Les parlements de ce pays, dans les cantons comme à Berne, ont détecté depuis plusieurs décennies un moyen efficace pour justifier leur rôle. Il s'agit de la mise en œuvre des innombrables mesures destinées dans pratiquement tous les domaines à la « prévention ». A Genève, poussée par cette mode, la Constituante a d'ailleurs failli tomber dans le stade ultime de la prévention et n'a échappé que de justesse (pour le moment en tout cas !) à l'inscription dans le futur texte constitutionnel auquel elle travaille du périlleux « principe de précaution ».

Qu'on comprenne bien ! Depuis que les êtres humains vivent en communautés et qu'ils ont entrepris leur lutte pour dompter le mieux possible les éléments naturels ils se sont contraints à la prévoyance et à la prévention. A leurs dépends ils ont en effet rapidement compris que faute d'une telle prudence ils s'exposaient aux pires catastrophes. Notre société contemporaine et chacun d'entre nous bénéficient grandement des expériences et des initiatives de nos prédécesseurs, en particulier dans le domaine de la santé publique.

Mais notre Etat s'égare lorsqu'il prétend, officiellement parce que « prévenir vaut mieux que guérir » mais en réalité parce qu'il semble ne plus croire à la capacité des individus de surmonter leurs problèmes, s'immiscer dans ce qui de tout temps a découlé de notre responsabilité personnelle, celle de construire notre existence, de lui donner du contenu, du sens et de l'équilibre. Une responsabilité qui s'est toujours développée essentiellement dans le cercle familial et avec l'aide de ce dernier.

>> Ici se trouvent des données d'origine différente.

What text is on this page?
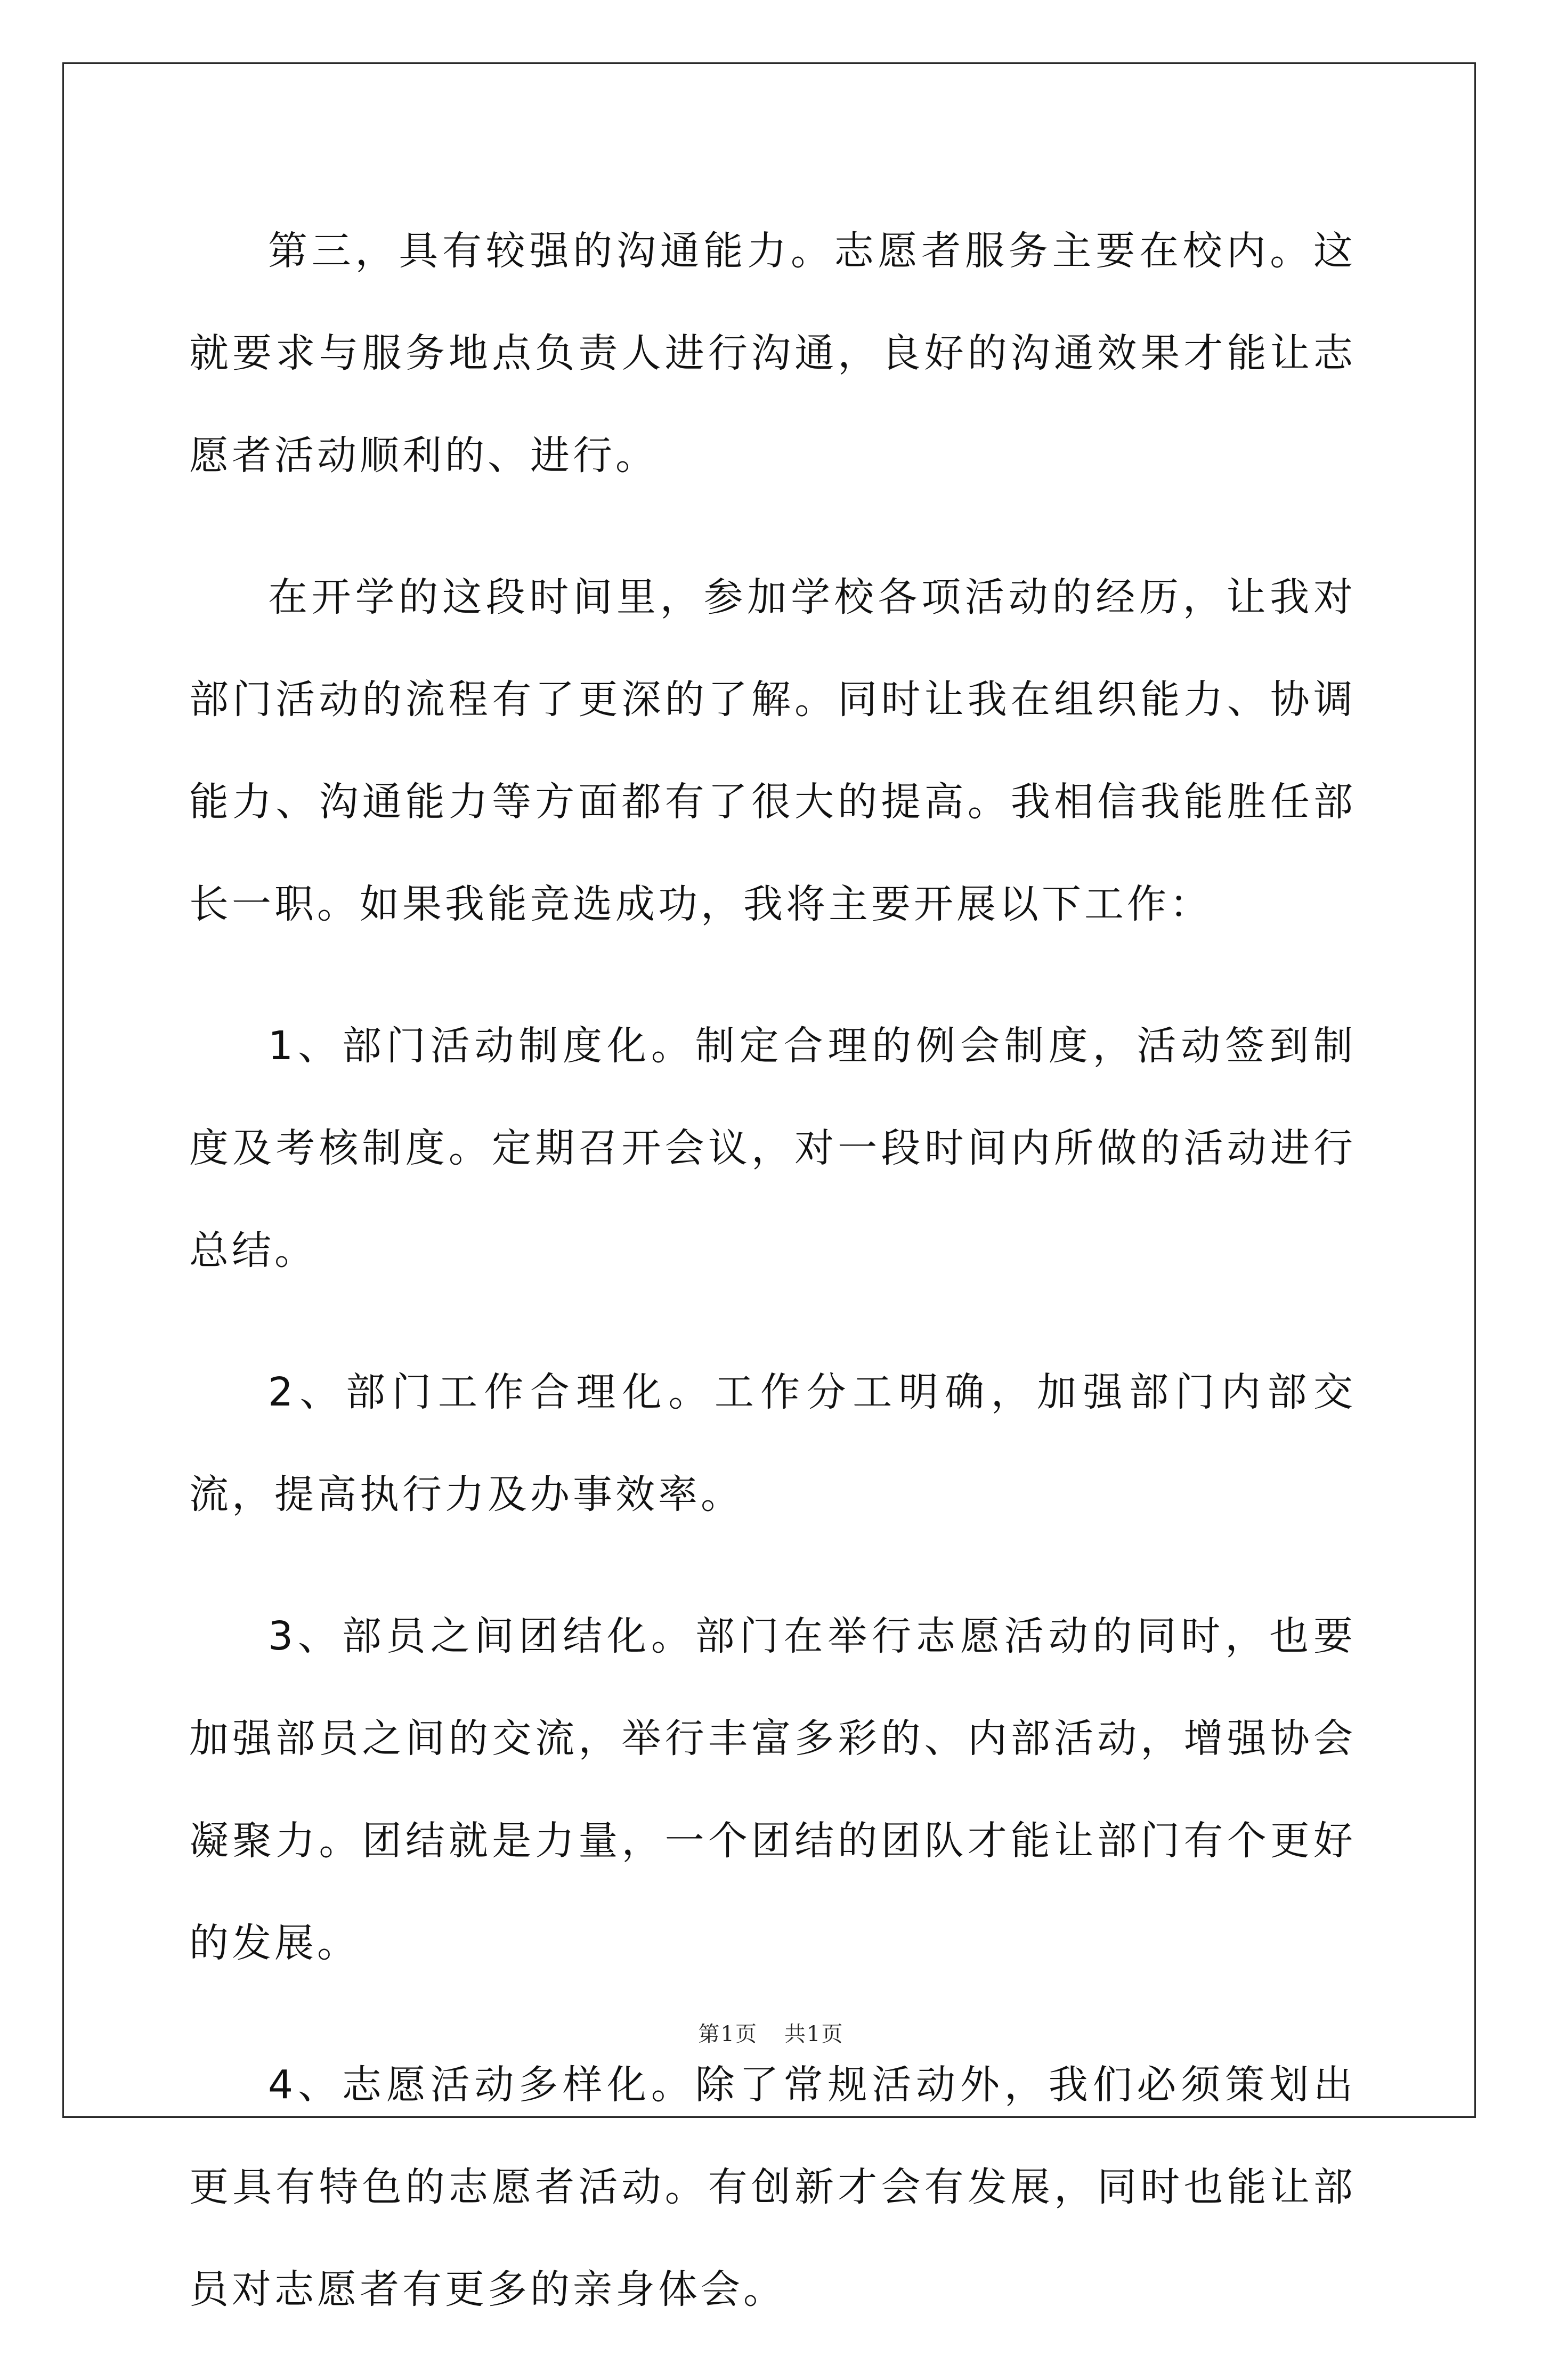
第三，具有较强的沟通能力。志愿者服务主要在校内。这就要求与服务地点负责人进行沟通，良好的沟通效果才能让志愿者活动顺利的、进行。

在开学的这段时间里，参加学校各项活动的经历，让我对部门活动的流程有了更深的了解。同时让我在组织能力、协调能力、沟通能力等方面都有了很大的提高。我相信我能胜任部长一职。如果我能竞选成功，我将主要开展以下工作：

1、部门活动制度化。制定合理的例会制度，活动签到制度及考核制度。定期召开会议，对一段时间内所做的活动进行总结。

2、部门工作合理化。工作分工明确，加强部门内部交流，提高执行力及办事效率。

3、部员之间团结化。部门在举行志愿活动的同时，也要加强部员之间的交流，举行丰富多彩的、内部活动，增强协会凝聚力。团结就是力量，一个团结的团队才能让部门有个更好的发展。

4、志愿活动多样化。除了常规活动外，我们必须策划出更具有特色的志愿者活动。有创新才会有发展，同时也能让部员对志愿者有更多的亲身体会。

第1页 共1页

Mais que penser des innombrables lois de prévention déjà  édictées et des multiples projets de mesures que nos autorités nous préparent encore ? Des mesures qui ne concernent plus vraiment l'intérêt général mais qui par contre contribuent de manière significative au gonflement de la bureaucratie publique.

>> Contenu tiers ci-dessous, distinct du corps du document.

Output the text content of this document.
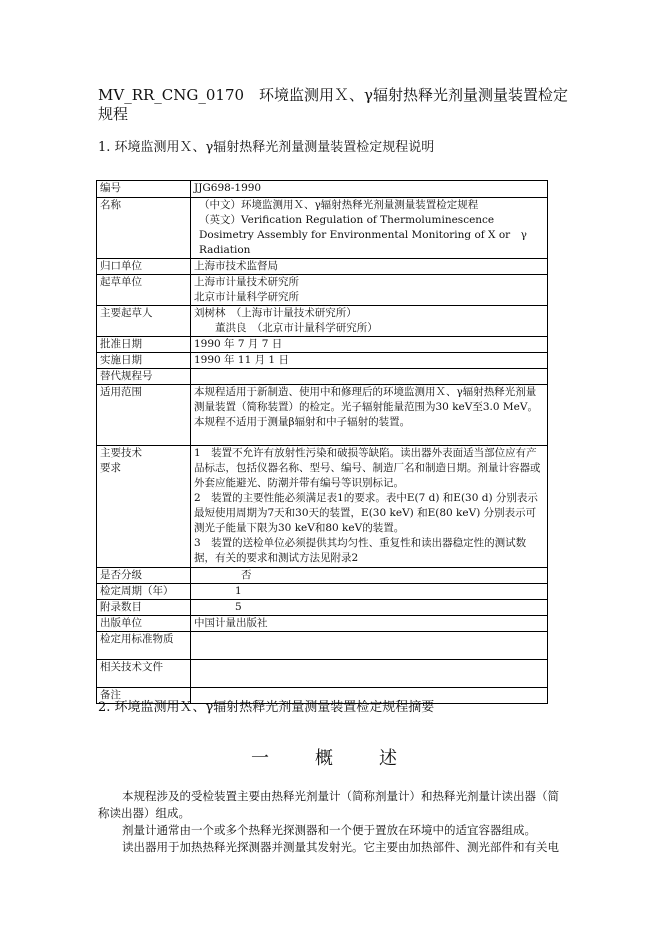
MV_RR_CNG_0170　环境监测用Ｘ、γ辐射热释光剂量测量装置检定规程
1. 环境监测用Ｘ、γ辐射热释光剂量测量装置检定规程说明
编号	JJG698-1990
名称	（中文）环境监测用Ｘ、γ辐射热释光剂量测量装置检定规程
（英文）Verification Regulation of Thermoluminescence Dosimetry Assembly for Environmental Monitoring of X or　γ　Radiation
归口单位	上海市技术监督局
起草单位	上海市计量技术研究所
北京市计量科学研究所
主要起草人	刘树林　（上海市计量技术研究所）
　　董洪良　（北京市计量科学研究所）
批准日期	1990 年 7 月 7 日
实施日期	1990 年 11 月 1 日
替代规程号	
适用范围	本规程适用于新制造、使用中和修理后的环境监测用Ｘ、γ辐射热释光剂量测量装置（简称装置）的检定。光子辐射能量范围为30 keV至3.0 MeV。
本规程不适用于测量β辐射和中子辐射的装置。
主要技术
要求	1　装置不允许有放射性污染和破损等缺陷。读出器外表面适当部位应有产品标志，包括仪器名称、型号、编号、制造厂名和制造日期。剂量计容器或外套应能避光、防潮并带有编号等识别标记。
2　装置的主要性能必须满足表1的要求。表中E(7 d) 和E(30 d) 分别表示最短使用周期为7天和30天的装置，E(30 keV) 和E(80 keV) 分别表示可测光子能量下限为30 keV和80 keV的装置。
3　装置的送检单位必须提供其均匀性、重复性和读出器稳定性的测试数据，有关的要求和测试方法见附录2
是否分级	否
检定周期（年）	1
附录数目	5
出版单位	中国计量出版社
检定用标准物质	
相关技术文件	
备注	
2. 环境监测用Ｘ、γ辐射热释光剂量测量装置检定规程摘要
一　概　述
本规程涉及的受检装置主要由热释光剂量计（简称剂量计）和热释光剂量计读出器（简称读出器）组成。
剂量计通常由一个或多个热释光探测器和一个便于置放在环境中的适宜容器组成。
读出器用于加热热释光探测器并测量其发射光。它主要由加热部件、测光部件和有关电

Prévention du tabagisme, prévention de l'alcoolisme, prévention de la dépendance au jeu, prévention de l'achat compulsif, prévention de l'obésité chez l'enfant, prévention du cancer de la prostate, prévention de la dépendance à internet, etc. Avec à chaque occasion la mise en place d'un coûteux « observatoire » servi par quelques employés de l'Etat. Quant aux effets de ces "efforts" de prévention, il est bien rare qu'ils fassent l'objet d'une information, probablement parce qu'ils demeurent le plus souvent insignifiants.

Comment ne pas voir qu'en intervenant à ce point dans les comportements individuels l'Etat contribue à dévaloriser l'éducation familiale, à réduire le rôle des cercles sociaux à la portion congrue et à déresponsabiliser les personnes concernées, à les conforter même dans leur détresse ?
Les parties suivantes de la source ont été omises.